Rust’s memory model takes care of this category of problems. Instead of automated and therefore slow memory management by a runtime environment or manual, but highly complex and security-critical management by humans, Rust has a third type of memory management: the ownership model.

In the ownership model, the compiler takes on the necessary instructions to allocate memory and release it again, but requires developers to comply with a simple but profound set of rules:

  1. Every value in Rust is attached to a variable called the possessor.
  2. There is exactly one owner for each value.
  3. If the owning variable is no longer included in the execution context (scope), which is usually indicated by the curly brackets at the end of a block, the previously reserved memory is released.

Rust Meetup Linz – Florian Gilcher, “Drum check who binds himself forever – Ownership and Borrowing from a Systems Construction Point of View” (March 2021)

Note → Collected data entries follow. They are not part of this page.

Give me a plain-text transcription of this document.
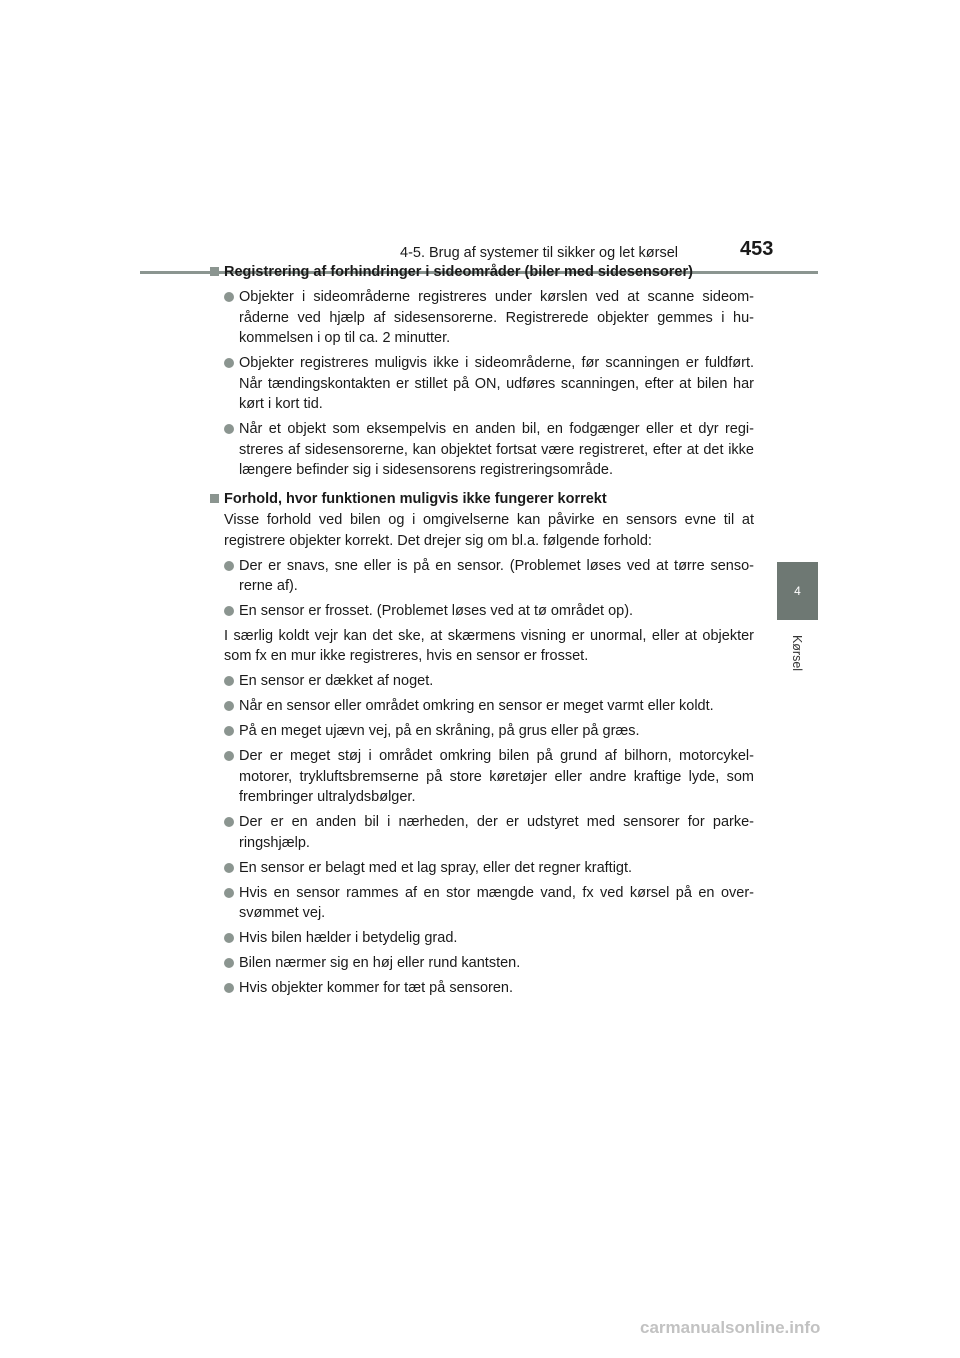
4-5. Brug af systemer til sikker og let kørsel	453
4
Kørsel
Registrering af forhindringer i sideområder (biler med sidesensorer)
Objekter i sideområderne registreres under kørslen ved at scanne sideområderne ved hjælp af sidesensorerne. Registrerede objekter gemmes i hukommelsen i op til ca. 2 minutter.
Objekter registreres muligvis ikke i sideområderne, før scanningen er fuldført. Når tændingskontakten er stillet på ON, udføres scanningen, efter at bilen har kørt i kort tid.
Når et objekt som eksempelvis en anden bil, en fodgænger eller et dyr registreres af sidesensorerne, kan objektet fortsat være registreret, efter at det ikke længere befinder sig i sidesensorens registreringsområde.
Forhold, hvor funktionen muligvis ikke fungerer korrekt
Visse forhold ved bilen og i omgivelserne kan påvirke en sensors evne til at registrere objekter korrekt. Det drejer sig om bl.a. følgende forhold:
Der er snavs, sne eller is på en sensor. (Problemet løses ved at tørre sensorerne af).
En sensor er frosset. (Problemet løses ved at tø området op).
I særlig koldt vejr kan det ske, at skærmens visning er unormal, eller at objekter som fx en mur ikke registreres, hvis en sensor er frosset.
En sensor er dækket af noget.
Når en sensor eller området omkring en sensor er meget varmt eller koldt.
På en meget ujævn vej, på en skråning, på grus eller på græs.
Der er meget støj i området omkring bilen på grund af bilhorn, motorcykelmotorer, trykluftsbremserne på store køretøjer eller andre kraftige lyde, som frembringer ultralydsbølger.
Der er en anden bil i nærheden, der er udstyret med sensorer for parkeringshjælp.
En sensor er belagt med et lag spray, eller det regner kraftigt.
Hvis en sensor rammes af en stor mængde vand, fx ved kørsel på en oversvømmet vej.
Hvis bilen hælder i betydelig grad.
Bilen nærmer sig en høj eller rund kantsten.
Hvis objekter kommer for tæt på sensoren.
carmanualsonline.info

Memory is allocated when a variable is initialized. This concept is called RAII (resource acquisition is initialization) and is also known from C++. For simple programs this can look like the following listing:

fn main() {
    // Speicher fuer vec wird hier angelegt
    let vec = vec![0, 1, 2]; 

    println!("{:?}", vec);
} // vec wird hier freigegeben.

Listing 2: Dynamic memory allocation and filling for three integers in Rust using the vec macro

Attempting to assign the same value to another variable – which works fine in almost any other programming language – violates the most important rule of the ownership model: “There can only be one” (meaning the owner). Listing 3 illustrates the principle.

fn main() {
    let vec = vec![0, 1, 2]; // Speicher für vec wird hier angelegt
    let another_vec = vec; // Zuweisung
    println!("{:?}", vec); // vec ist nicht mehr Besitzer der Daten
}

Listing 3: Failed attempt to access data that already has another owner

The compiler does not translate the example. At the time when vec would be output on the command line is nice another_vec owner of the created data. The Rust compiler produces an error and a notification message that it’s accessing a value that “has already been moved”—that’s jargon for assignment to another variable.

The same principle applies when passing an allocated value to a function that requests ownership in the function signature, as shown in Listing 4:

fn main() {
    let vec = vec![0, 1, 2];
    print_vec(vec);
}

fn print_vec(vec: Vec<i32>) {
    println!("{:?}", vec);
}

Listing 4 The print_vec function requests ownership of the vector

When calling from print_vec Has main the possession of vec submitted to the function. At the end of print_vecfunction – and thus at the end of the execution context – the memory area of ​​​​all values ​​owned by print_vec are. Another call from print_vec With vec would cause a compiler error since the original data has already been destroyed.